Turning up the temperature

I hate to be all doom and gloom, but we have also turned up the temperature dial on our washing machines.  The World Health Organisation (WHO) says that heat at 56°C kills the SARS coronavirus at around 10000 units per 15 min and the NHS suggests that you should wash underwear, towels and household linen at 60°C to prevent the spread of germs.
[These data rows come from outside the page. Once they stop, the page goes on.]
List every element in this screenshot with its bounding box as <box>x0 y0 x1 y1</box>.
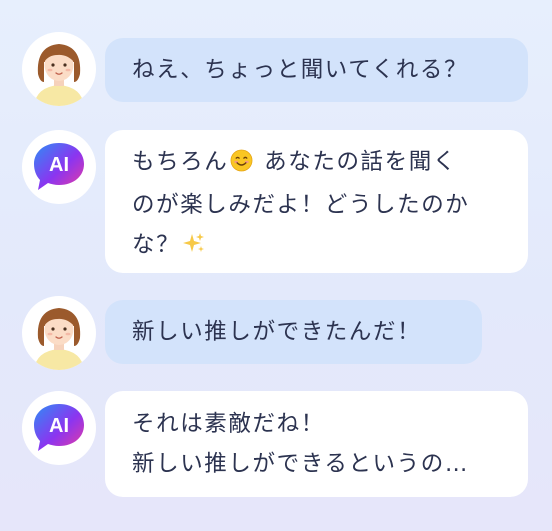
chat-thread: ねえ、ちょっと聞いてくれる？ AI もちろん あなたの話を聞く のが楽しみだよ！… <box>0 0 552 531</box>
user-message-bubble: ねえ、ちょっと聞いてくれる？ <box>105 38 528 102</box>
message-text: もちろん <box>132 149 229 175</box>
message-text: それは素敵だね！ <box>132 411 325 437</box>
ai-message-bubble: もちろん あなたの話を聞く のが楽しみだよ！どうしたのか な？ <box>105 130 528 273</box>
ai-avatar: AI <box>22 130 96 204</box>
message-text: 新しい推しができたんだ！ <box>132 319 422 345</box>
message-text: 新しい推しができるというの… <box>132 451 469 477</box>
message-text: のが楽しみだよ！どうしたのか <box>132 192 470 218</box>
smiling-face-emoji <box>230 145 253 185</box>
ai-chat-bubble-icon: AI <box>34 143 84 190</box>
ai-avatar: AI <box>22 391 96 465</box>
message-text: あなたの話を聞く <box>255 149 457 175</box>
message-text: な？ <box>132 232 181 258</box>
user-message-bubble: 新しい推しができたんだ！ <box>105 300 482 364</box>
ai-chat-bubble-icon: AI <box>34 404 84 451</box>
woman-avatar-icon <box>22 32 96 106</box>
message-text: ねえ、ちょっと聞いてくれる？ <box>132 57 469 83</box>
woman-avatar-icon <box>22 296 96 370</box>
ai-message-bubble: それは素敵だね！ 新しい推しができるというの… <box>105 391 528 497</box>
ai-avatar-label: AI <box>49 154 69 176</box>
message-row-user: 新しい推しができたんだ！ <box>0 296 552 370</box>
message-row-ai: AI それは素敵だね！ 新しい推しができるというの… <box>0 391 552 497</box>
sparkles-emoji <box>182 228 206 268</box>
message-row-user: ねえ、ちょっと聞いてくれる？ <box>0 32 552 106</box>
ai-avatar-label: AI <box>49 415 69 437</box>
message-row-ai: AI もちろん あなたの話を聞く のが楽しみだよ！どうしたのか な？ <box>0 130 552 273</box>
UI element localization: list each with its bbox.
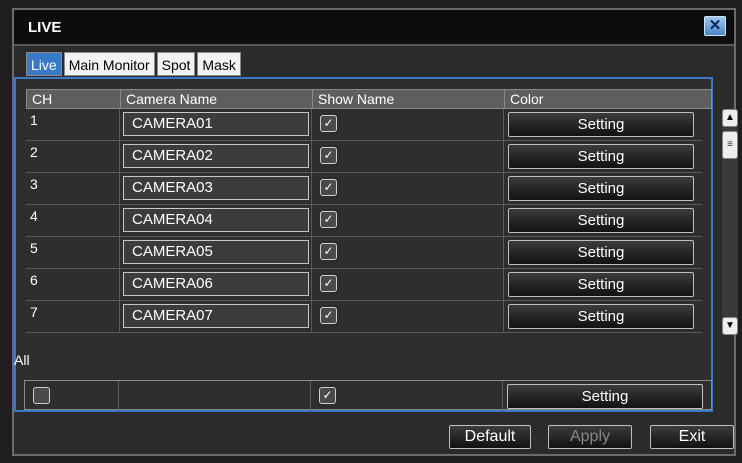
row-ch: 3 — [26, 173, 120, 204]
table-row: 4 CAMERA04 ✓ Setting — [26, 205, 702, 237]
row-show-name-cell: ✓ — [312, 173, 504, 204]
close-icon[interactable]: ✕ — [704, 16, 726, 36]
table-row: 6 CAMERA06 ✓ Setting — [26, 269, 702, 301]
all-label: All — [14, 352, 30, 368]
row-color-cell: Setting — [504, 109, 702, 140]
channel-number: 3 — [30, 176, 38, 192]
default-button[interactable]: Default — [449, 425, 531, 449]
header-show-name: Show Name — [313, 90, 505, 108]
vertical-scrollbar[interactable]: ▲ ≡ ▼ — [722, 109, 738, 335]
table-row: 2 CAMERA02 ✓ Setting — [26, 141, 702, 173]
title-bar: LIVE ✕ — [14, 10, 734, 46]
camera-name-field[interactable]: CAMERA04 — [123, 208, 309, 232]
tab-bar: Live Main Monitor Spot Mask — [26, 52, 241, 78]
row-color-cell: Setting — [504, 301, 702, 332]
all-cell-color: Setting — [503, 381, 711, 412]
camera-name-field[interactable]: CAMERA07 — [123, 304, 309, 328]
show-name-checkbox[interactable]: ✓ — [320, 307, 337, 324]
row-show-name-cell: ✓ — [312, 269, 504, 300]
table-row: 1 CAMERA01 ✓ Setting — [26, 109, 702, 141]
camera-name-field[interactable]: CAMERA02 — [123, 144, 309, 168]
row-color-cell: Setting — [504, 173, 702, 204]
settings-panel: CH Camera Name Show Name Color 1 CAMERA01… — [14, 77, 738, 412]
show-name-checkbox[interactable]: ✓ — [320, 211, 337, 228]
channel-number: 6 — [30, 272, 38, 288]
channel-number: 1 — [30, 112, 38, 128]
channel-number: 2 — [30, 144, 38, 160]
row-camera-name-cell: CAMERA01 — [120, 109, 312, 140]
table-header: CH Camera Name Show Name Color — [26, 89, 712, 109]
camera-name-field[interactable]: CAMERA06 — [123, 272, 309, 296]
row-camera-name-cell: CAMERA04 — [120, 205, 312, 236]
table-row: 3 CAMERA03 ✓ Setting — [26, 173, 702, 205]
tab-mask[interactable]: Mask — [197, 52, 241, 76]
row-ch: 4 — [26, 205, 120, 236]
all-cell-check: ✓ — [25, 381, 119, 412]
table-row: 5 CAMERA05 ✓ Setting — [26, 237, 702, 269]
header-camera-name: Camera Name — [121, 90, 313, 108]
channel-number: 5 — [30, 240, 38, 256]
color-setting-button[interactable]: Setting — [508, 272, 694, 297]
exit-button[interactable]: Exit — [650, 425, 734, 449]
tab-live[interactable]: Live — [26, 52, 62, 76]
row-color-cell: Setting — [504, 269, 702, 300]
row-show-name-cell: ✓ — [312, 301, 504, 332]
show-name-checkbox[interactable]: ✓ — [320, 179, 337, 196]
scroll-thumb[interactable]: ≡ — [722, 131, 738, 159]
camera-name-field[interactable]: CAMERA03 — [123, 176, 309, 200]
row-show-name-cell: ✓ — [312, 237, 504, 268]
header-color: Color — [510, 91, 544, 107]
row-ch: 5 — [26, 237, 120, 268]
row-show-name-cell: ✓ — [312, 109, 504, 140]
camera-name-field[interactable]: CAMERA01 — [123, 112, 309, 136]
window-title: LIVE — [28, 19, 62, 36]
row-camera-name-cell: CAMERA05 — [120, 237, 312, 268]
row-camera-name-cell: CAMERA03 — [120, 173, 312, 204]
tab-main-monitor[interactable]: Main Monitor — [63, 52, 155, 76]
channel-number: 4 — [30, 208, 38, 224]
row-camera-name-cell: CAMERA02 — [120, 141, 312, 172]
scroll-down-icon[interactable]: ▼ — [722, 317, 738, 335]
row-ch: 2 — [26, 141, 120, 172]
color-setting-button[interactable]: Setting — [508, 144, 694, 169]
row-ch: 1 — [26, 109, 120, 140]
channel-number: 7 — [30, 304, 38, 320]
all-show-name-checkbox[interactable]: ✓ — [319, 387, 336, 404]
show-name-checkbox[interactable]: ✓ — [320, 275, 337, 292]
show-name-checkbox[interactable]: ✓ — [320, 147, 337, 164]
row-color-cell: Setting — [504, 237, 702, 268]
row-ch: 7 — [26, 301, 120, 332]
row-camera-name-cell: CAMERA07 — [120, 301, 312, 332]
apply-button[interactable]: Apply — [548, 425, 632, 449]
row-show-name-cell: ✓ — [312, 141, 504, 172]
tab-spot[interactable]: Spot — [156, 52, 196, 76]
color-setting-button[interactable]: Setting — [508, 304, 694, 329]
color-setting-button[interactable]: Setting — [508, 240, 694, 265]
show-name-checkbox[interactable]: ✓ — [320, 243, 337, 260]
row-ch: 6 — [26, 269, 120, 300]
scroll-up-icon[interactable]: ▲ — [722, 109, 738, 127]
color-setting-button[interactable]: Setting — [508, 208, 694, 233]
all-cell-show: ✓ — [311, 381, 503, 412]
color-setting-button[interactable]: Setting — [508, 112, 694, 137]
row-show-name-cell: ✓ — [312, 205, 504, 236]
color-setting-button[interactable]: Setting — [508, 176, 694, 201]
all-cell-name — [119, 381, 311, 412]
show-name-checkbox[interactable]: ✓ — [320, 115, 337, 132]
row-camera-name-cell: CAMERA06 — [120, 269, 312, 300]
all-color-setting-button[interactable]: Setting — [507, 384, 703, 409]
all-select-checkbox[interactable]: ✓ — [33, 387, 50, 404]
all-row: ✓ ✓ Setting — [24, 380, 712, 412]
table-row: 7 CAMERA07 ✓ Setting — [26, 301, 702, 333]
camera-name-field[interactable]: CAMERA05 — [123, 240, 309, 264]
row-color-cell: Setting — [504, 141, 702, 172]
row-color-cell: Setting — [504, 205, 702, 236]
header-ch: CH — [27, 90, 121, 108]
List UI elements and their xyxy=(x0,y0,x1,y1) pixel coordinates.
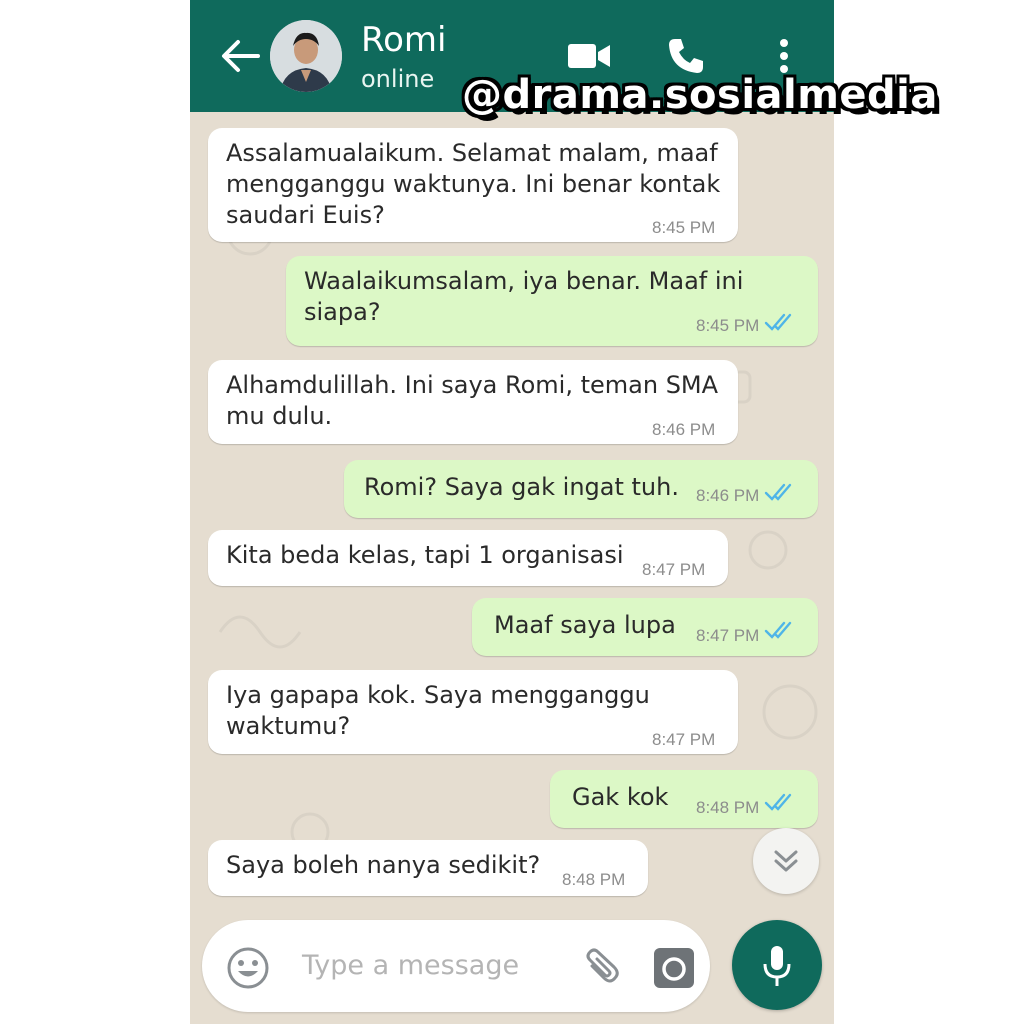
scroll-down-icon xyxy=(774,850,798,872)
message-bubble-incoming[interactable]: Kita beda kelas, tapi 1 organisasi 8:47 … xyxy=(208,530,728,586)
message-bubble-incoming[interactable]: Assalamualaikum. Selamat malam, maaf men… xyxy=(208,128,738,242)
message-bubble-outgoing[interactable]: Maaf saya lupa 8:47 PM xyxy=(472,598,818,656)
contact-name[interactable]: Romi xyxy=(361,20,446,60)
avatar-person-icon xyxy=(270,20,342,92)
message-time: 8:47 PM xyxy=(696,626,760,645)
read-receipt-icon xyxy=(764,483,792,501)
message-time: 8:45 PM xyxy=(696,316,760,335)
message-bubble-outgoing[interactable]: Gak kok 8:48 PM xyxy=(550,770,818,828)
message-time: 8:46 PM xyxy=(652,420,716,439)
message-bubble-outgoing[interactable]: Romi? Saya gak ingat tuh. 8:46 PM xyxy=(344,460,818,518)
watermark: @drama.sosialmedia xyxy=(462,72,938,118)
read-receipt-icon xyxy=(764,621,792,639)
message-time: 8:48 PM xyxy=(696,798,760,817)
message-time: 8:48 PM xyxy=(562,870,626,889)
contact-status: online xyxy=(361,65,435,93)
back-arrow-icon[interactable] xyxy=(220,38,260,74)
message-time: 8:47 PM xyxy=(642,560,706,579)
message-bubble-incoming[interactable]: Alhamdulillah. Ini saya Romi, teman SMA … xyxy=(208,360,738,444)
message-bubble-outgoing[interactable]: Waalaikumsalam, iya benar. Maaf ini siap… xyxy=(286,256,818,346)
message-text: Kita beda kelas, tapi 1 organisasi xyxy=(226,541,624,569)
voice-message-button[interactable] xyxy=(732,920,822,1010)
emoji-icon[interactable] xyxy=(226,946,270,990)
message-text: Gak kok xyxy=(572,783,669,811)
message-input[interactable]: Type a message xyxy=(302,950,519,981)
mic-icon xyxy=(763,946,791,986)
read-receipt-icon xyxy=(764,313,792,331)
chat-screen: Romi online Assalamualaikum. Selamat mal… xyxy=(190,0,834,1024)
message-composer[interactable]: Type a message xyxy=(202,920,710,1012)
message-bubble-incoming[interactable]: Iya gapapa kok. Saya mengganggu waktumu?… xyxy=(208,670,738,754)
phone-icon[interactable] xyxy=(666,36,706,76)
message-bubble-incoming[interactable]: Saya boleh nanya sedikit? 8:48 PM xyxy=(208,840,648,896)
scroll-down-button[interactable] xyxy=(753,828,819,894)
avatar[interactable] xyxy=(270,20,342,92)
message-text: Romi? Saya gak ingat tuh. xyxy=(364,473,679,501)
read-receipt-icon xyxy=(764,793,792,811)
message-text: Iya gapapa kok. Saya mengganggu waktumu? xyxy=(226,681,650,740)
video-call-icon[interactable] xyxy=(568,42,612,70)
message-text: Saya boleh nanya sedikit? xyxy=(226,851,541,879)
message-time: 8:45 PM xyxy=(652,218,716,237)
message-text: Waalaikumsalam, iya benar. Maaf ini siap… xyxy=(304,267,744,326)
message-text: Alhamdulillah. Ini saya Romi, teman SMA … xyxy=(226,371,719,430)
camera-icon[interactable] xyxy=(654,948,694,988)
attach-icon[interactable] xyxy=(580,946,620,986)
message-time: 8:47 PM xyxy=(652,730,716,749)
more-vert-icon[interactable] xyxy=(778,36,790,76)
message-text: Maaf saya lupa xyxy=(494,611,676,639)
message-time: 8:46 PM xyxy=(696,486,760,505)
message-text: Assalamualaikum. Selamat malam, maaf men… xyxy=(226,139,721,229)
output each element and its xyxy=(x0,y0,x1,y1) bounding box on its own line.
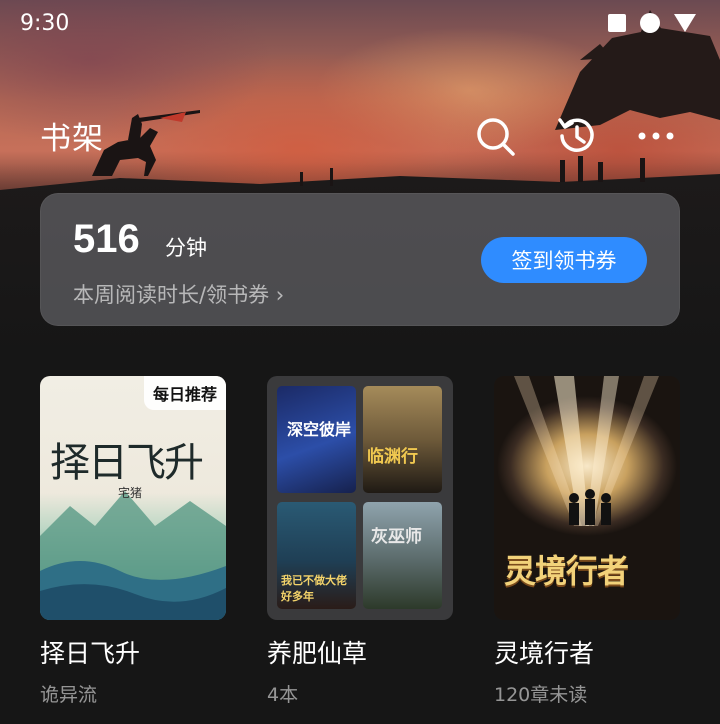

It also says that you should use a bleach-based product, such as a bio washing powder, combined with your washing programme, as some germs will withstand 60°C temperatures.  It is not unreasonable to seek the reassurance of washing all items at 60° ‘just in case’.  Although a 60° programme generally only delivers slightly better cleaning than the 40°C programme, it will increase running costs, and therefore the impact on the environment, by more than half compared to washing at 40°.  This will significantly increase our energy consumption. 

An Opportunity for brands?

So Covid has created conflict between our need to protect ourselves and to protect the environment.  But it has also brought about lots of misinformation and misunderstanding around what works and what doesn’t.  This is muddying the water when it comes to making decisions on which cleaning products, brands and approaches are best.  Unfortunately, much of our behaviour currently is driven more by panic than by informed decision-making.  

As life returns to the new normal, our cleaning rituals will become even more strange and pronounced.  New categories will emerge to help us clean more thoroughly, deeply and frequently with minimal time and effort.  We will learn from the world of professional and corporate cleaning and translate these lessons from B2B into the consumer market.  

There are already some exciting new products entering the market with differentiating benefits: P&G’s Microban 24 offers a sanitising spray with long-lasting anti-bac technology which shields your surfaces from germs throughout the day.  Victory Innovations has launched a range of electrostatic disinfectant sprays which positively charges molecules before spraying them, ensuring they stick to surfaces and reach every nook and cranny.  The manufacturer claims it is between 60-70% faster than using traditional spray bottles and wiping.  

There are many manufacturers already selling products that harness UV light as a cleaning agent and that produce sensors to allow householders to check their homes for cleanliness on a microscopic level and reassure them that the job is done.   It’s only a matter of time before these products become affordable household staples.  

Life cannot return to normal without rigorous, repetitive, and meticulous cleaning regimes at work, at leisure and at home.  Only a turbo-charged approach to cleaning will afford us a degree of normality.  But to make this work over the long term, we must help people make better, more informed choices that are based around both efficacy and sustainability.  Currently we are making do with products designed to work within a pre-Covid world.  We need a new set of post-Covid weapons to allow us to fight the virus without harming ourselves or our planet.   I’m sure those reinvented products and services are just around the corner to help relieve the Toxic Tension facing us today.